At the moment, the text is silent about the processing of the access token on the RS side. The text states:
The means of the RS determining this access are out of scope of this specification, but some options are discussed in [I-D.draft-ietf-gnap-resource-servers].,
Except for the case of a call back from the RS to the AS (i.e. Token Introspection), the text remains silent. The case where the RS is able to understand itself the content of the access token should be addressed in the core document.
Q: Should the GNAP model able to handle ACLs ? A: I would believe so.
If this would NOT be the case, this should be clearly advertised before section 1.4.
If it is the case, let us address the case where capabilities are not being used, but where ACLs are being used.
An ACL may contain associated with a set of actions on a resource : subject identifiers, roles, hierarchical group memberships, functional group memberships, clearances, subject attributes, etc ...
Subject identifiers, roles, hierarchical group memberships, functional group memberships, clearances, subject attributes, etc ... can be managed by one or more AS. The AS will deliver such information if the client requests for it and if the end-user consents to the inclusion of such information within an access token.
Such scenario is currently NOT addressed but should be addressed.
The text indicates :
"For example, for a client instance interested in only getting subject information directly, and not calling an RS, all steps involving the RS below do not apply."
A specific figure should cover that case.
The figure placed under section 1.4 should be revisited to support the general case where the RO may interact either with only the RS or with both the AS and the RS.

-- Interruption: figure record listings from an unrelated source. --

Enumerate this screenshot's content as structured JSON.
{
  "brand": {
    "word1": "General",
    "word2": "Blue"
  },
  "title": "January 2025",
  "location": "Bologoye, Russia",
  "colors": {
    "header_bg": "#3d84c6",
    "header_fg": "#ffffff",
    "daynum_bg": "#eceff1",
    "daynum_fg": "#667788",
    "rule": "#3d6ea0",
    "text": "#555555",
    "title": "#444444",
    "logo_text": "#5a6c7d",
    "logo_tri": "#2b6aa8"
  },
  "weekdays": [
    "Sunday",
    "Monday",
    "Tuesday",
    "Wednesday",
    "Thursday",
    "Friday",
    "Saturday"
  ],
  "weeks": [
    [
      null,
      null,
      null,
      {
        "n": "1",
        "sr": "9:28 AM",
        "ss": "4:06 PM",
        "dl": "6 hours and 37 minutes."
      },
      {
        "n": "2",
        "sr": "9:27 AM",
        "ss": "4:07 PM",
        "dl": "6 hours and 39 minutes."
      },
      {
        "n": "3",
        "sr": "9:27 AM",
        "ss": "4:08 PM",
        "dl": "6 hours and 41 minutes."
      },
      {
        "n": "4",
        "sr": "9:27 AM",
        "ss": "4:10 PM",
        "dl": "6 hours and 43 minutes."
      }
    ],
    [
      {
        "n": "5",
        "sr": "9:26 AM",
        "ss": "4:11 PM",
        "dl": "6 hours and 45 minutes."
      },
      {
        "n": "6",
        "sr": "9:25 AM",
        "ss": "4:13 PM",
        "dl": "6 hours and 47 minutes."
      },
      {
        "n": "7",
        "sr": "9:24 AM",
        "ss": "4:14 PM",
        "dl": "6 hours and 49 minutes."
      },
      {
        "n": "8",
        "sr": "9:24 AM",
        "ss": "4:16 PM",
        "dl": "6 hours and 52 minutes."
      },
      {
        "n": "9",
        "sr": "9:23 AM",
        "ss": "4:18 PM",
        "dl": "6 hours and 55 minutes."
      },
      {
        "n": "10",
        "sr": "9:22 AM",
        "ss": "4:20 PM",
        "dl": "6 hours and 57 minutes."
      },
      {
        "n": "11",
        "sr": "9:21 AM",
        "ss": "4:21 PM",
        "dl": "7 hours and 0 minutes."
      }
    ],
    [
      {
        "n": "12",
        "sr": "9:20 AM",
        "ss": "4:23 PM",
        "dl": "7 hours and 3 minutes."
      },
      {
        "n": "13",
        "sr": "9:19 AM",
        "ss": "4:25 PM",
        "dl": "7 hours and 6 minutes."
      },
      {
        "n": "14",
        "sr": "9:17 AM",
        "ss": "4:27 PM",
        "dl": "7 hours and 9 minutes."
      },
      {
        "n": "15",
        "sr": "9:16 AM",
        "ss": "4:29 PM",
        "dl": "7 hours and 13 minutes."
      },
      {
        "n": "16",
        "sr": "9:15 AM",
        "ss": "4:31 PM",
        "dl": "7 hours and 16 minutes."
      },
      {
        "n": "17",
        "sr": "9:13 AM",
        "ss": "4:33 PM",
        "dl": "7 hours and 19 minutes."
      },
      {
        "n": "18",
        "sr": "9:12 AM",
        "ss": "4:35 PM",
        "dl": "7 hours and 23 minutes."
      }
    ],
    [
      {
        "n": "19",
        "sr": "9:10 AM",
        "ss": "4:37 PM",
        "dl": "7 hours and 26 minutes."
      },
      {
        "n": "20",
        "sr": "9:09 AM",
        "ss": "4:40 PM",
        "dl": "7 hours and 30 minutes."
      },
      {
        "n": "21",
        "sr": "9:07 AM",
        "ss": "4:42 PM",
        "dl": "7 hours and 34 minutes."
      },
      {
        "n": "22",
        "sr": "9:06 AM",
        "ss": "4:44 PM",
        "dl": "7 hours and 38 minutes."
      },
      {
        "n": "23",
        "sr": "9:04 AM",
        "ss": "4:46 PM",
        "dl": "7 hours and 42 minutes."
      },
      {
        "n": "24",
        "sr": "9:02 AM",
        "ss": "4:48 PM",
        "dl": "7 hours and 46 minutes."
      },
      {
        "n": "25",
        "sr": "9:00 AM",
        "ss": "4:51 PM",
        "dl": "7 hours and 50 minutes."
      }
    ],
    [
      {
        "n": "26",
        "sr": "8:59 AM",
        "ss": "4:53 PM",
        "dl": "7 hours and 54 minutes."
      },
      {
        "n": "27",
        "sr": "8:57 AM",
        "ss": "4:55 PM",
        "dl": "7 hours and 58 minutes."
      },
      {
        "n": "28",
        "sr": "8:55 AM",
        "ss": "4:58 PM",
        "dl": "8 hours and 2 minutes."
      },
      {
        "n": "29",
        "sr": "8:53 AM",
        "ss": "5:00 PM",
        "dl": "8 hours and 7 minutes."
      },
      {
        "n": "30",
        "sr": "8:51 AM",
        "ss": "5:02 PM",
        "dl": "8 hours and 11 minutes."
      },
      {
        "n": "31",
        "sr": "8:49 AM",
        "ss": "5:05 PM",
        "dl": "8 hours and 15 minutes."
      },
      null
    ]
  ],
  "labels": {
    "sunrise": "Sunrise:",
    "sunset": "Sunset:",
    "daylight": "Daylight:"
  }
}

It should also indicate the optional steps/exchanges that can be performed, in particular a discovery mechanism for both the RS and the AS.
The uses cases that follow are all or mostly covering the case where the resource owner (RO) and the end-user are the same person).
The general case should be first addressed and the specific cases should be addressed afterwards (in particular, the cases where the RO and the end-user are the same person).